Another theme that the Concept in Crisis examines is Althusser’s contribution to the Marxism and science debate. This debate, which tries to argue that Marxism is scientific, has recently received some attention by J. Moufawad Paul in Continuity and Rupture, and Helena Sheehan in Marxism and the Philosophy of Science (recently republished by Verso). Althusser was an active participant in this debate. He argued that historical materialism is a science that provides us with knowledge of a mode of production. He made a strict distinction between theory and the object of theory, and argued that scientific knowledge is entirely in theory. In the Concept in Crisis, Alain Badiou explores how Althusser understood theory. Badiou points out that with his notion of theoretical practice, Althusser “is constantly attempting, in fact, to destroy the opposition between theory and practice” (22). Instead of trying to articulate the relationship between theory and practice, Althusser disrupts this binary opposition and demonstrates that theory is itself a type of production. Badiou points out that for Althusser, it is impossible to formulate a communist hypothesis, the truth of which is verified by history. This is because theory concerns a set of abstract forms, which can only be verified in theoretical practice and not through their practical application to an object. Badiou points out that the result of the rupture of the dialectical couple, theory/practice, is the adjectivisation of theory, and its transformation into a somewhat empty term. As he says, we get “‘theoretical validity’, ‘theoretical discourse’, ‘theoretical problematics’, as well as the theoretical itself” (31). Badiou concludes that this is nonetheless an important lesson, and that it is important to maintain the dialectical dichotomy of theory/practice in order to do scientific research. Contra Althusser, Badiou concludes that “scientific practice is the practice in which there is in fact an appropriation of the real object by the knowledge object” (33). In addition to Badiou, the contributions by Etienne Balibar and Warren Montag further explore Althusser’s views on the relationship between Marxism and science.
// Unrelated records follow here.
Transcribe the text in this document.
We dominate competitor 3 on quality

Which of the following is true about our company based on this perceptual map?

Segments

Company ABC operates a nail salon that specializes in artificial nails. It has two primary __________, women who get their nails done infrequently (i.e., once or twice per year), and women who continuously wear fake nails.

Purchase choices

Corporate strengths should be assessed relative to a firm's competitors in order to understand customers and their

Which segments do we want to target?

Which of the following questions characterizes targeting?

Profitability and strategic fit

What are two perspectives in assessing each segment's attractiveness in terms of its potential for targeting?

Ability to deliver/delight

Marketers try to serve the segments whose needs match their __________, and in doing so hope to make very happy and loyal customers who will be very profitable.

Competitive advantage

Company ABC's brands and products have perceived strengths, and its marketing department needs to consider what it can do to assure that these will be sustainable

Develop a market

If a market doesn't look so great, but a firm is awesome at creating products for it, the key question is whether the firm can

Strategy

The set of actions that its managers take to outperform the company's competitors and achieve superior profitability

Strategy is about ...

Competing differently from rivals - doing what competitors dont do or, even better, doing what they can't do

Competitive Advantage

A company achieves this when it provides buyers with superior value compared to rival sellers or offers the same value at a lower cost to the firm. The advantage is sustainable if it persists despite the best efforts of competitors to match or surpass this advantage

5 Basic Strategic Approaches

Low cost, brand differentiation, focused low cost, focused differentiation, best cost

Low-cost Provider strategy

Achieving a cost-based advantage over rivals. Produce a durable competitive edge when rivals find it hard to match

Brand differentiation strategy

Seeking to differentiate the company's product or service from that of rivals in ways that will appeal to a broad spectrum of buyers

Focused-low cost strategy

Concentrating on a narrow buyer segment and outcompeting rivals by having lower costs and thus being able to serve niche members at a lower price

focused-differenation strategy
Overall, the Concept in Crisis is an excellent collection of articles on Reading Capital and other texts by Althusser. The articles do a great job of opening up new fields of enquiry in Althusser’s writings and reinvent Althusser for the contemporary conjuncture. Each article is written in very clear language and provides enough context to be accessible to the non-specialist. Because it explores such a wide range of topics, this book should definitely be the starting point for an engagement with Althusser’s work.